What I think is really important to understand is that we are still in a transition phase, and it's not finished - in fact it seems to be just starting today. After the First Republic broke down [effectively with the Clean Hands court cases and the fall of the old political guard], it seems that we just stopped at 1994. At that point, we didn't have a system, or at least one in which we recognized ourselves. We needed a new system then, we were looking around, and suddenly Berlusconi arrived. Effectively he just froze the situation. He did stabilize things and give them a certain balance, but it was a blockage, so we didn't ever manage the transition from the big parties of the First Republic, to a more diverse political landscape.
In fact, I think that is what is happening now, but we haven't made it yet. What we need is a new political system for the decades to come.

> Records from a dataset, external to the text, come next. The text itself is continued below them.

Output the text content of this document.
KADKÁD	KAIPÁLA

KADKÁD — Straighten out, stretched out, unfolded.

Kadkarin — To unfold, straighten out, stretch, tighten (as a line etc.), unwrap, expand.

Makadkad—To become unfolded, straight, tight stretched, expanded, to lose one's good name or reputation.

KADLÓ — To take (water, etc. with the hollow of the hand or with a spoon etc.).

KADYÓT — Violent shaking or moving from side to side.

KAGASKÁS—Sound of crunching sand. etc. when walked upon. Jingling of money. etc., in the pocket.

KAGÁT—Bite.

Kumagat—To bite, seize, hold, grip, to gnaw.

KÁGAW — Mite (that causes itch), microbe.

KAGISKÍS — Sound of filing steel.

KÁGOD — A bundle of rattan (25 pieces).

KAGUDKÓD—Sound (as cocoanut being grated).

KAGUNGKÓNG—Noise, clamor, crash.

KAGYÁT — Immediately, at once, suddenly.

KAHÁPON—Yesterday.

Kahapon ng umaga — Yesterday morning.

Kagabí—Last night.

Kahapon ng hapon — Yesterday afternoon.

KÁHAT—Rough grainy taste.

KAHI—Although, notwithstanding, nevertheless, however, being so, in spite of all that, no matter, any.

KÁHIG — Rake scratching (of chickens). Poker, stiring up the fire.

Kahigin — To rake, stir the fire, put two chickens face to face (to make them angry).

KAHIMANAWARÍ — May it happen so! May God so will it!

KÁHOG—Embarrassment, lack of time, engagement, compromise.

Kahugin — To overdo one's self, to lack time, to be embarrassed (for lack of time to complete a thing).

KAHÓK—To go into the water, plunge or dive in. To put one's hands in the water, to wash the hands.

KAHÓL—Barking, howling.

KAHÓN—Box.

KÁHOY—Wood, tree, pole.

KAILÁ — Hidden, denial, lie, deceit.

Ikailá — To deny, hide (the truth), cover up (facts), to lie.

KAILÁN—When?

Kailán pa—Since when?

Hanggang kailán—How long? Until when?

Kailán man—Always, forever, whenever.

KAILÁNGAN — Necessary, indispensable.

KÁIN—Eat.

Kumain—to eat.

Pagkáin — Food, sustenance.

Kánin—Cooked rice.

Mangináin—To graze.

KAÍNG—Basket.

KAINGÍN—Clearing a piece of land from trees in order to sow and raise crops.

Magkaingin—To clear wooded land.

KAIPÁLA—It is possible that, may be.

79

We are searching desperately for a way to find a new balance, and it has been held up for 20 years on the shoulders of Berlusconi, today he doesn't have the same credibility and so now we are wobbling around looking for something new.
But Berlusconi is back, he is still there and is fighting hard.
Well, yes that's true, the Berlusconi phenomenon is still there. That's probably because the appeal of Berlusconi and his system is much more deeply rooted than it might at first appear. I think foreigners sometimes have a hard time understanding that about us, but essentially we are a very populist and leader-led country. It's a bit like Argentina really, and what happened with Peron, that might help you understand a little better what is going on here. To understand Berlusconi, you have to look at someone like Peron, and Argentina. We, like them, are a very emotional country, and we have an emotive relationship with our politicians.
Berlusconi was successful because he really won over a large part of the electorate, he had people who loved him, have loved him for 20 years. He is a populist phenomenon, in the scientific meaning, because he is the incarnation of the populist identification between a big totemic leader and his people, the direct identification. This populism exists in the collective Italian imagination. Mussolini was the same, he was very populist in his time for many people. And really I take everything back to Caesar, we are always searching for a new Caesar, that's what I think.
So it's almost Freudian then you think?
It is Freudian. If you want to understand politics, and especially Italian politics, you need to study psychoanalysis. That is the only possible explanation. It is not rational, there is no rationality here. It is all about emotions, there are just things that you can't understand. I believe that Italian politics is all about the eternal search for the lost father. We are deep down politically immature, instead of growing, which is hard and tiring, we look for a father who will tell us what to do.
There are lots of other countries who live quite happily like that, Russia, for instance, or China, and these countries will probably never become modern democracies. Look at Confucius, here it is the grandfather figure, the wise old man who looks after people and provides spiritual guides, or the emperor figure in Russian history. These kinds of psychodynamic mechanisms live in the collective imagination, which in their turn effectively condition political choice and that is why often the same kinds of leaders wind up in the same countries, because often the population is conditioned to search for them, and find something reassuring in them.
Alessandro Amadori is an Italian psychologist and author. He won an Italian quiz show with his specialist subject, the complete works of Sigmund Freud. He has written a number of books on politics, sociology and psychology. He runs a market research company, COESIS in Milan, which examines the psychology of markets, including the political landscape and often conducts public opinion polls on certain topics. He is a seasoned political commentator and thinker.